The river in the vicinity is home to a number of those crocodiles he regularly feeds with chicken breasts, because "the killer heat has left frogs and their typical prey scarce".
"Come on, come here," Malek-Dinar repeatedly summons the crocodiles, while asking me to keep a safe distance. In the blink of an eye, two show up, waiting to be fed their ration of chicken from the familiar white bucket.
'Who can survive without water?'
Iran's water scarcity is not unique to Baluchistan. Deadly protests erupted in the oil-rich south-western Khuzestan province in July. And in late November, riot police in the central city of Isfahan fired birdshot at protesters gathered in the dried-up bed of the River Zayandeh-Roud.
With global warming already showing its ugly face in Iran, the implications for Baluchistan could be catastrophic when coupled with decades of water mismanagement.
After pulling over in Shir-Mohammad Bazar to shelter from a dust storm I meet women doing laundry in the open.
"There is piping infrastructure but no running water," 35-year-old Malek-Naz tells me. Her husband, Osman, smirks at my question about showers, pointing to the sight of a woman bathing her son in a vessel of salty water next door.
Osman, a father of five, and his cousin, Noushervan, who joins the conversation, make a living transporting petrol to neighbouring Pakistan, where it can be sold for more than at home.
"There are numerous risks," Noushervan admits, albeit in a defiant tone. "But let it be when there is no job." And the risk has been real. In February, Iran's border guards opened fire on a group of "fuel smugglers", killing at least 10.
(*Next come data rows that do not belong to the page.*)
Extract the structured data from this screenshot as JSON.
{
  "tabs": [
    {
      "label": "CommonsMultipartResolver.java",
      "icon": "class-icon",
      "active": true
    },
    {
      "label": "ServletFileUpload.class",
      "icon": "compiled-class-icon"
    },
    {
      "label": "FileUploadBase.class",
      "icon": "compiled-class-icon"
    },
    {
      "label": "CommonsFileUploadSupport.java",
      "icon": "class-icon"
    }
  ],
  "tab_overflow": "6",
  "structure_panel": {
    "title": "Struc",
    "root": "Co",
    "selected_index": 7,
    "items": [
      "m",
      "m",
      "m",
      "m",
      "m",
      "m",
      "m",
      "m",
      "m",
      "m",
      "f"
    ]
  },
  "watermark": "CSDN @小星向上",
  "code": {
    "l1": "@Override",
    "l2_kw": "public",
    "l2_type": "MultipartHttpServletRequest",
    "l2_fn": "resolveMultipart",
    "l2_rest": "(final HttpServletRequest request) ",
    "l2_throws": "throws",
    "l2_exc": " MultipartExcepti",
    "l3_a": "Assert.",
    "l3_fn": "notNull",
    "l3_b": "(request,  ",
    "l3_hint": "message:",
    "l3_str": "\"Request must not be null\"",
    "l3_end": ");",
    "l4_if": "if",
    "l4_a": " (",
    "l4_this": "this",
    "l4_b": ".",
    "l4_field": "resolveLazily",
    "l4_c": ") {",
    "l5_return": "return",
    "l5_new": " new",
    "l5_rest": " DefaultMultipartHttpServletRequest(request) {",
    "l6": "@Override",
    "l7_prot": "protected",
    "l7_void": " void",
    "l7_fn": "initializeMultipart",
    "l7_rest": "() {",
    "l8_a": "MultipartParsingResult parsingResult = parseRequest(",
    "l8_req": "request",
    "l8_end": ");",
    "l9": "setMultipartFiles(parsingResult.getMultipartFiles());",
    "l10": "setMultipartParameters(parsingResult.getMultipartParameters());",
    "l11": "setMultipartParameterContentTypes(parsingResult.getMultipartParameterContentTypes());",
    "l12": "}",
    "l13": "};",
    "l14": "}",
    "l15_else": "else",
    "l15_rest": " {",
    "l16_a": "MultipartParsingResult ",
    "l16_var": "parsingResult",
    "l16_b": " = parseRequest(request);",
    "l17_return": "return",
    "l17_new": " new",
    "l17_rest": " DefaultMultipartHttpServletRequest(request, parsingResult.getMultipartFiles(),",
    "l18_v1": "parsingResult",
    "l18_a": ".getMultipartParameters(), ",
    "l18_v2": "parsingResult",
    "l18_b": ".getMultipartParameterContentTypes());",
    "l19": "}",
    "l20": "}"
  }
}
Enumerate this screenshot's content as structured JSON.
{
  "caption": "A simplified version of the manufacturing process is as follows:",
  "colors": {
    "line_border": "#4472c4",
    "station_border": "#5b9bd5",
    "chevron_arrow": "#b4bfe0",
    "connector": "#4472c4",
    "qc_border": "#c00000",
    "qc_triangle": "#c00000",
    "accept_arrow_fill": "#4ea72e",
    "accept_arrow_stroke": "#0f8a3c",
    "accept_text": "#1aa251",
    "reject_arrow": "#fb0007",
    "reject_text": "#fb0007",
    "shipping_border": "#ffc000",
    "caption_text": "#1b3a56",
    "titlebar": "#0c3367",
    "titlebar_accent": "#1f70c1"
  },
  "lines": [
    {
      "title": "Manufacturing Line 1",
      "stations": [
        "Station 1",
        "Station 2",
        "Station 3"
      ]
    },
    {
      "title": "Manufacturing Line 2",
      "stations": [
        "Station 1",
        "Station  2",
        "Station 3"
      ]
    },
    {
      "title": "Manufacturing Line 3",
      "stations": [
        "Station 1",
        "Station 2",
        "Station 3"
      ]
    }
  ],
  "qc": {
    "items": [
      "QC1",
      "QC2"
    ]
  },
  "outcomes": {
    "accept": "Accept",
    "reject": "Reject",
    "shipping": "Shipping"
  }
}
Such crackdowns are commonplace in the sensitive border area, where successive Iranian administrations have worried about security.
"They are wilfully turning a blind eye to our anguish. Trust me, we are no enemy of the state," Osman says, complaining of what he and many disillusioned Baluchis describe as "systematic neglect" of the community.
Still, to him and a countless more Baluchis, unemployment is far less of a challenge than the water shortages that have turned even gandos - the "blissful" creatures with whom they once peacefully coexisted - against them.
"We don't expect any government handout. We don't expect them to put jobs on a platter for us," says Noushervan. "We Baluchis can survive on loaves of bread in a desert. But water is the essence of life. We won't survive without it, and who does?"